To create a group metadata identity with a group (shared) login definition:
1. Create a group metadata identity.
2. Create a login definition (that uses the shared user ID) for the new group.
3. Add any user metadata identities (or another group with a group (shared) login definition) to the group as members.

In addition, if you are setting up load balancing, then the user ID in the spawner's metadata configuration file must be able to access (under one of the above three conditions) the user ID that you specify for the logical server credentials login definition (on the load-balancing logical server definition). For details, see Planning the Load Balancing Security.

Note: Do not specify an unrestricted user for the user ID in the spawner's metadata configuration file.

Note: For an Advanced or Personal installation (using SAS Configuration Wizard), the login in the spawner's metadata configuration file (for example, sastrust) can view the multi-user login definition for the stored process server (for example, sassrv) because the SAS Trusted User (which owns sastrust) is a member of the SAS General Server group that owns the multi-user login definition (sassrv). With an Advanced or Personal installation, no operator login is specified.
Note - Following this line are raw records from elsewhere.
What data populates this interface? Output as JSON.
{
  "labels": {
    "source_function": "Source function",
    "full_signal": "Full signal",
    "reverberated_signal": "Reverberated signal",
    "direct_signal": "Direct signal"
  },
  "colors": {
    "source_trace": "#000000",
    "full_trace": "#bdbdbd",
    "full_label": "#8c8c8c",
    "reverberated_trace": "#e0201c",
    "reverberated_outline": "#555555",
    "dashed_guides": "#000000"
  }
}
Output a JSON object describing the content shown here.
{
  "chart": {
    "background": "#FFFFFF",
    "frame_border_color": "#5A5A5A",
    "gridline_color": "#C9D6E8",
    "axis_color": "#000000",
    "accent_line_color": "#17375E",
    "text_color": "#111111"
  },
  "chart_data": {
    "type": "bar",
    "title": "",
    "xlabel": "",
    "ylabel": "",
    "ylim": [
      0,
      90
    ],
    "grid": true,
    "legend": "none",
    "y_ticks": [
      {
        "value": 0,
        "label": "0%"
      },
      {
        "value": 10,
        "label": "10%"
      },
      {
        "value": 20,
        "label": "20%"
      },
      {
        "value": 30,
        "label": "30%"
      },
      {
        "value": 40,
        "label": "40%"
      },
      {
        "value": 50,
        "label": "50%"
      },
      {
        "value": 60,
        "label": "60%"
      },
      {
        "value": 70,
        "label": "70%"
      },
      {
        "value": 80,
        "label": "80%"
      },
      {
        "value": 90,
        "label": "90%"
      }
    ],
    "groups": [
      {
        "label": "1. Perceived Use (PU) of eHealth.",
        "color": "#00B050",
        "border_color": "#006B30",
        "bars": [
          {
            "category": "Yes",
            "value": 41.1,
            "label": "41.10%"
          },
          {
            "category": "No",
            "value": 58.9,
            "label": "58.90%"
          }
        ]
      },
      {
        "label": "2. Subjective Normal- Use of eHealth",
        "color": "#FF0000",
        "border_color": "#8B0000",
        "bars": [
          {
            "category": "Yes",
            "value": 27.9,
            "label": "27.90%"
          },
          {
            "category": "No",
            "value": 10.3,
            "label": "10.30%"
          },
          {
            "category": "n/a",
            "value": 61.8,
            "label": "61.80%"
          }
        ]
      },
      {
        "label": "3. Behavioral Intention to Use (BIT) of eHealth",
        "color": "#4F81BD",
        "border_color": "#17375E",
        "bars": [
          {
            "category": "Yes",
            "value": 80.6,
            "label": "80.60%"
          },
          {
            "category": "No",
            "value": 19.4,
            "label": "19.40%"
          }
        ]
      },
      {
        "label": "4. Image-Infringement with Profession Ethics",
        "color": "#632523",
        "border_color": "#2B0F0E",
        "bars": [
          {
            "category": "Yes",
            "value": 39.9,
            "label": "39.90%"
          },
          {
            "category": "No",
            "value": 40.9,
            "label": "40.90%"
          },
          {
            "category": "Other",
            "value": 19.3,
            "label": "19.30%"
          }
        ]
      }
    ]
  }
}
Understanding Spawner Authentication

When you implement a spawner and server configuration, the login definitions in the spawner and server configuration, and the clients who connect to the servers must be authenticated against the appropriate authentication provider. Depending on the type of spawner and server setup, spawner and client authentication works as follows:

Locations Where Credentials Are Authenticated
Type of Credentials	User ID Role	Authentication Location
standard spawner and server configuration	user ID of the operator login	no authentication
standard spawner and server configuration	for SAS Stored Process Servers, the user ID of the multi-user login	the host authentication provider for the SAS Stored Process Server
connections to standard spawner and server	the client user ID	the host authentication provider for the SAS Workspace Server or SAS Stored Process Server
connections to pooled server	user ID of the puddle login	the host authentication provider for the SAS Workspace Server
	user IDs that are associated with the user metadata identities that are members of the group metadata identity that is granted access to the pool	the SAS Metadata Server's authentication provider
	user IDs that are associated with the pool administrator	the SAS Metadata Server's authentication provider
load-balancing logical server configuration	user ID of the load-balancing logical server credentials	the host authentication provider for the SAS Workspace or SAS Stored Process Server and the host authentication provider for the other spawners to which it connects
connections to load-balancing server	the client user ID	the host authentication provider for the SAS Workspace or SAS Stored Process Server

For details about defining users for authentication, see Implementing Authentication

When the spawner starts the server process, the process runs under the following credentials

for SAS Workspace Servers, the credentials of the connecting client
for SAS Stored Process Servers, the multi-user login credentials that are specified in the stored process server definition (Advanced Options Credential) in SAS Management Console.